Chancellor, Rishi Sunak confirmed to parliament just before noon today that the Coronavirus Job Retention Scheme (CJRS) will end on 31 October 2020.
In so doing, he dispelled rumours which have circulated all week that the government would extend CJRS in the wake of the recently tightened national Covid19 lockdown measures.
Glibly, Mr. Sunak explained his rationale; he sees no point in providing further funding to maintain jobs which, were it not for the artificial support of the CJRS, would no longer be sustainable.
Whether you agree with the chancellor or not, few employers will appreciate the timing of his announcement as those affected by this news are left with precious little time to follow the required consultation processes to lawfully implement the inevitable redundancies.
Certainly, for employers who may need to let 20 or more employees go at the end of October, time is extremely tight but if they start now they might just complete the process in time. However, for employers who may need to shed 100 or more currently furloughed employees, unless they have already started collective consultation with employee representatives, they will not be able to lawfully serve notices to dismiss until around mid-November at the earliest.
So, what of the Chancellor’s successor to the CJRS, the “Job Support Scheme”? Fellow employment lawyers and HR professionals await the inevitable detailed government guidance with baited breath because Mr Sunak gave very little information away in his speech about how the scheme will work in practice.
Nevertheless, IF I have understood the Chancellor correctly, the JSS will work something like this:
- The scheme will support the wage costs of employers who need to put employees on “short time working”. A part-time furlough scheme, if you like.
- Employees must work at least 33% of their standard weekly working hours for which, of course, the employer will be expected to pay the employee in full.
- Of the hours that will be lost by the employee during each week of the continued Covid19 restrictions, the employer and the government will share 66% of those costs equally, leaving the employee having to take the other 33% of lost hours “on the chin”.
Confused? You are in good company.
To be fair to Mr Sunak, at the heart of his Job Support Scheme, must lie a genuine desire to save peoples jobs in businesses where the demand for working hours has diminished. The obvious example being the leisure hospitality sector affected by reduced covers and early closing times.
However, my first impression of the Job Support Scheme is that Mr Sunak appears to be taking a real gamble, he appears to be betting on employers choosing to prefer his ‘musketeer’ approach of asking all affected workers to volunteer for a shared cut in hours (and pay) over what others may see as the more conventional and commercial option of reducing the number of positions to meet the reduced demand for work to be done.
For example, will a restaurant that employs 9 waiting staff put all of them on 33% of their hours and volunteer to share the costs of covering 66% of the shortfall with the government. Or will they instead make 6 members of staff redundant and keep three fully employed, without the costs of the JSS subsidy?? The Chancellor appears to be hoping that employers will make the altruistic choice. Some will, but many will not.

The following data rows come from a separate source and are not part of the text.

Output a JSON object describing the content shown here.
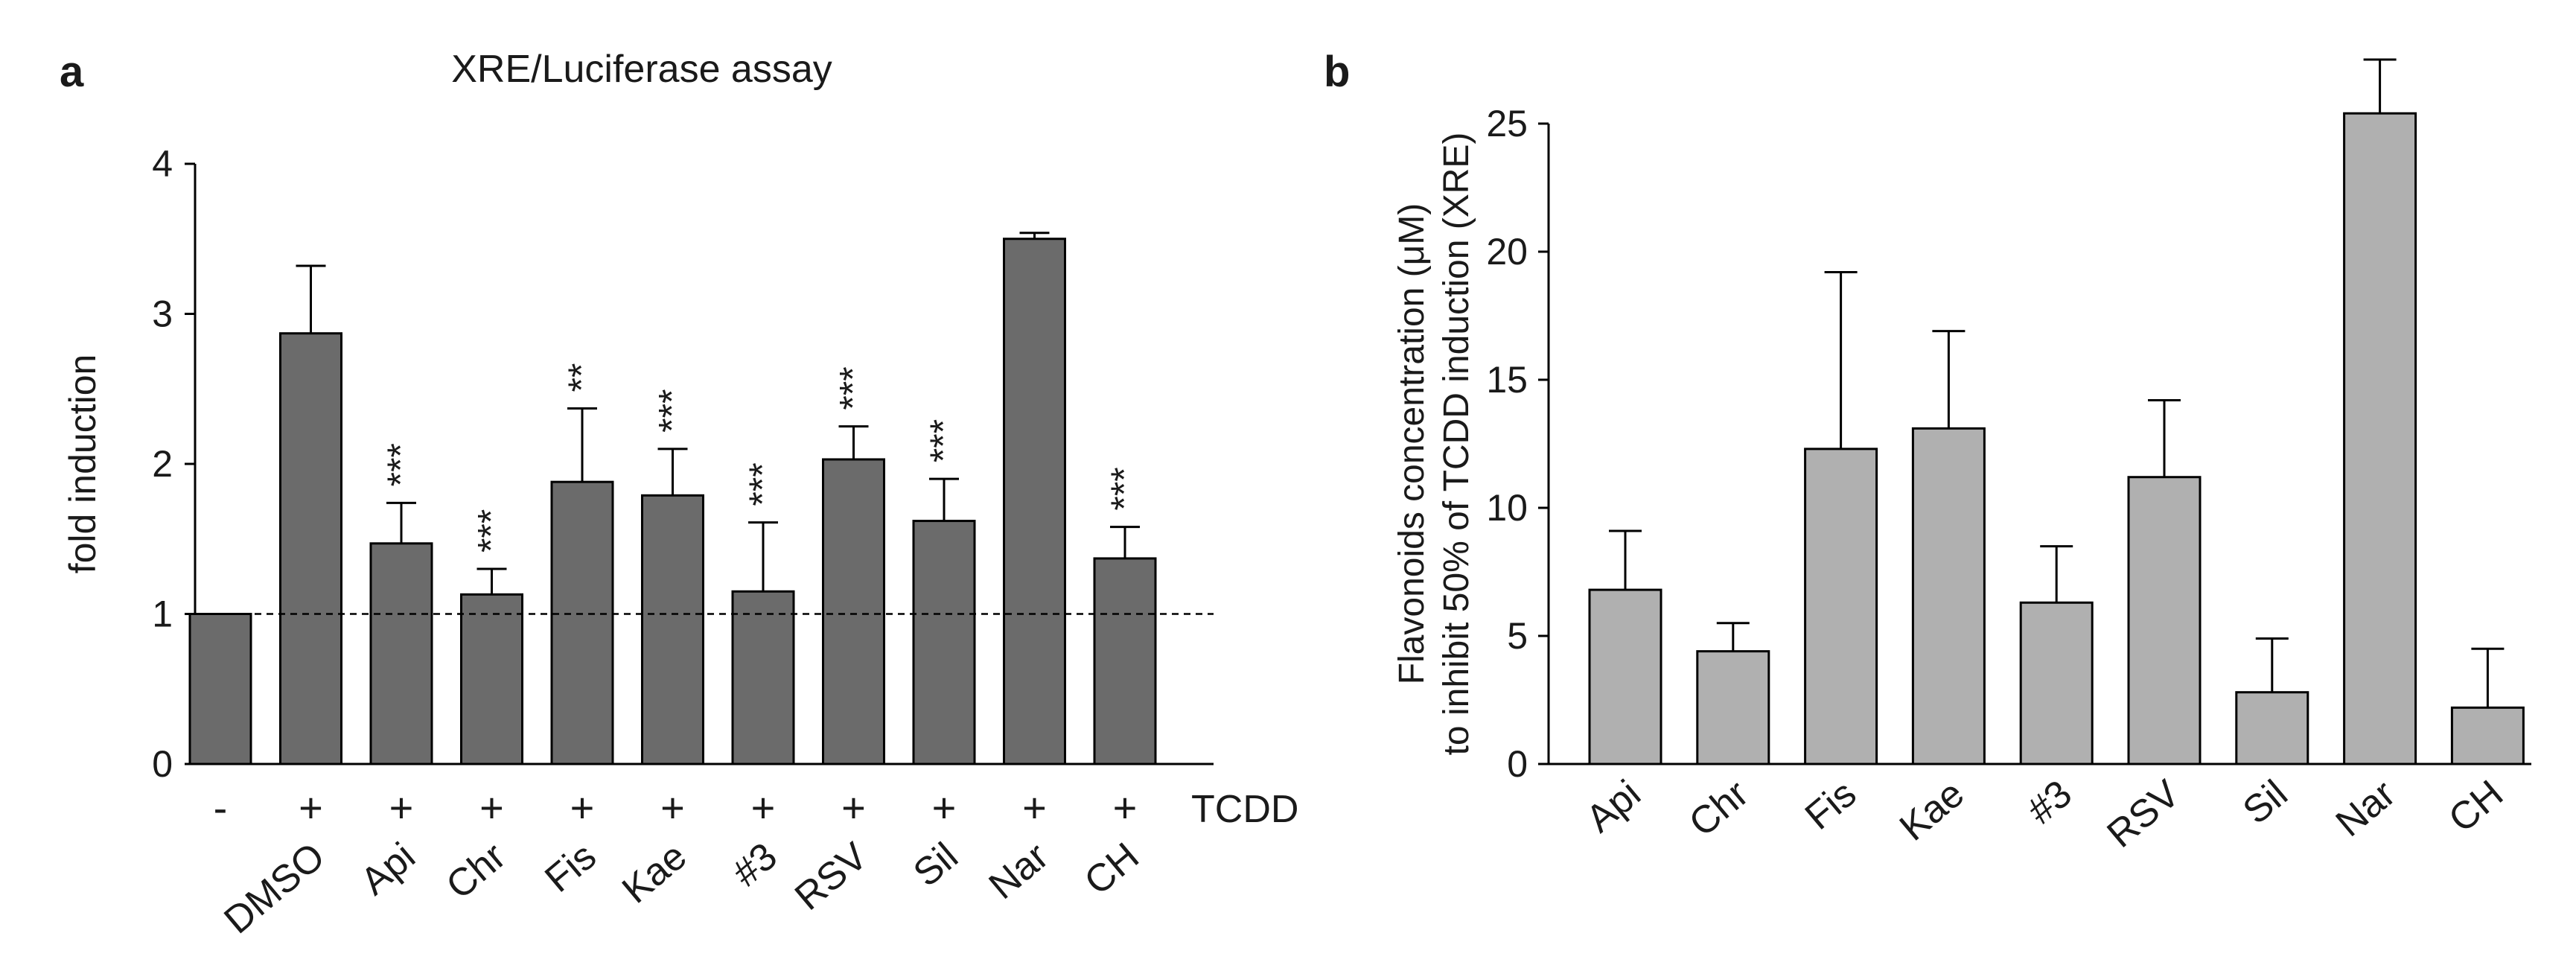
{
  "chart_data": [
    {
      "panel": "a",
      "type": "bar",
      "title": "XRE/Luciferase assay",
      "ylabel": "fold induction",
      "xlabel": "",
      "ylim": [
        0,
        4
      ],
      "yticks": [
        0,
        1,
        2,
        3,
        4
      ],
      "categories": [
        "",
        "DMSO",
        "Api",
        "Chr",
        "Fis",
        "Kae",
        "#3",
        "RSV",
        "Sil",
        "Nar",
        "CH"
      ],
      "treatment_label": "TCDD",
      "treatment_signs": [
        "-",
        "+",
        "+",
        "+",
        "+",
        "+",
        "+",
        "+",
        "+",
        "+",
        "+"
      ],
      "values": [
        1.0,
        2.87,
        1.47,
        1.13,
        1.88,
        1.79,
        1.15,
        2.03,
        1.62,
        3.5,
        1.37
      ],
      "errors": [
        0.0,
        0.45,
        0.27,
        0.17,
        0.49,
        0.31,
        0.46,
        0.22,
        0.28,
        0.04,
        0.21
      ],
      "significance": [
        "",
        "",
        "***",
        "***",
        "**",
        "***",
        "***",
        "***",
        "***",
        "",
        "***"
      ],
      "reference_line": 1,
      "bar_color": "#6b6b6b"
    },
    {
      "panel": "b",
      "type": "bar",
      "title": "",
      "ylabel_line1": "Flavonoids concentration (μM)",
      "ylabel_line2": "to inhibit 50% of TCDD induction (XRE)",
      "xlabel": "",
      "ylim": [
        0,
        25
      ],
      "yticks": [
        0,
        5,
        10,
        15,
        20,
        25
      ],
      "categories": [
        "Api",
        "Chr",
        "Fis",
        "Kae",
        "#3",
        "RSV",
        "Sil",
        "Nar",
        "CH"
      ],
      "values": [
        6.8,
        4.4,
        12.3,
        13.1,
        6.3,
        11.2,
        2.8,
        25.4,
        2.2
      ],
      "errors": [
        2.3,
        1.1,
        6.9,
        3.8,
        2.2,
        3.0,
        2.1,
        2.1,
        2.3
      ],
      "bar_color": "#b0b0b0"
    }
  ]
}
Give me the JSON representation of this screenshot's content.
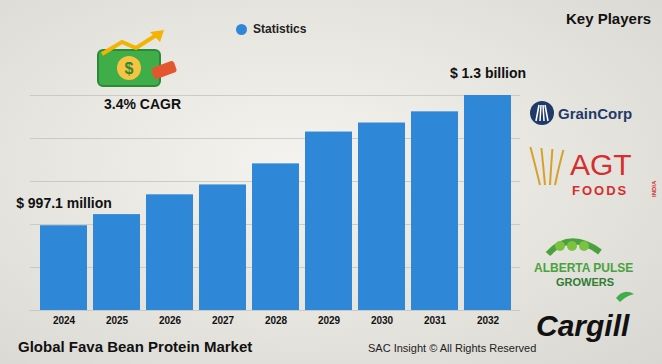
{
  "chart_data": {
    "type": "bar",
    "title": "Global Fava Bean Protein Market",
    "caption": "SAC Insight © All Rights Reserved",
    "categories": [
      "2024",
      "2025",
      "2026",
      "2027",
      "2028",
      "2029",
      "2030",
      "2031",
      "2032"
    ],
    "series": [
      {
        "name": "Statistics",
        "color": "#2f87d8",
        "values": [
          997.1,
          1023,
          1069,
          1092,
          1141,
          1215,
          1236,
          1262,
          1300
        ],
        "value_labels": [
          "$ 997.1 million",
          null,
          null,
          null,
          null,
          null,
          null,
          null,
          "$ 1.3 billion"
        ]
      }
    ],
    "data_labels": true,
    "annotations": [
      {
        "text": "3.4% CAGR"
      }
    ],
    "ylim": [
      800,
      1300
    ],
    "yticks": [
      800,
      900,
      1000,
      1100,
      1200,
      1300
    ],
    "grid": true,
    "tick_labels": "x",
    "legend": "top"
  },
  "key_players": {
    "title": "Key Players",
    "logos": [
      {
        "lines": [
          "GrainCorp"
        ]
      },
      {
        "lines": [
          "AGT",
          "FOODS",
          "INDIA"
        ]
      },
      {
        "lines": [
          "ALBERTA PULSE",
          "GROWERS"
        ]
      },
      {
        "lines": [
          "Cargill"
        ]
      }
    ]
  }
}
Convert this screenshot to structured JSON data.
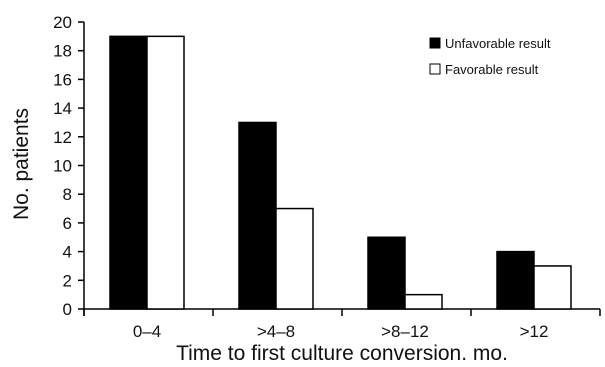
{
  "chart_data": {
    "type": "bar",
    "title": "",
    "xlabel": "Time to first culture conversion. mo.",
    "ylabel": "No. patients",
    "categories": [
      "0–4",
      ">4–8",
      ">8–12",
      ">12"
    ],
    "series": [
      {
        "name": "Unfavorable result",
        "values": [
          19,
          13,
          5,
          4
        ],
        "color": "#000000"
      },
      {
        "name": "Favorable result",
        "values": [
          19,
          7,
          1,
          3
        ],
        "color": "#ffffff"
      }
    ],
    "ylim": [
      0,
      20
    ],
    "yticks": [
      "0",
      "2",
      "4",
      "6",
      "8",
      "10",
      "12",
      "14",
      "16",
      "18",
      "20"
    ],
    "grid": false,
    "legend_position": "top-right"
  }
}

Will the JSS be straightforward to implement? This will depend on the precise wording of the affected employees’ contracts of employment. For the vast majority of employers it will not be possible to change their employees’ hours and pay without their consent. So no, not entirely straightforward. To force the change without consent , risks legal claims for unlawful deductions from wages and constructive unfair dismissal. Many employees will consent, of course, if the only other option is unemployment but the importance of obtaining consent should not be underestimated and ought to be confirmed in writing.”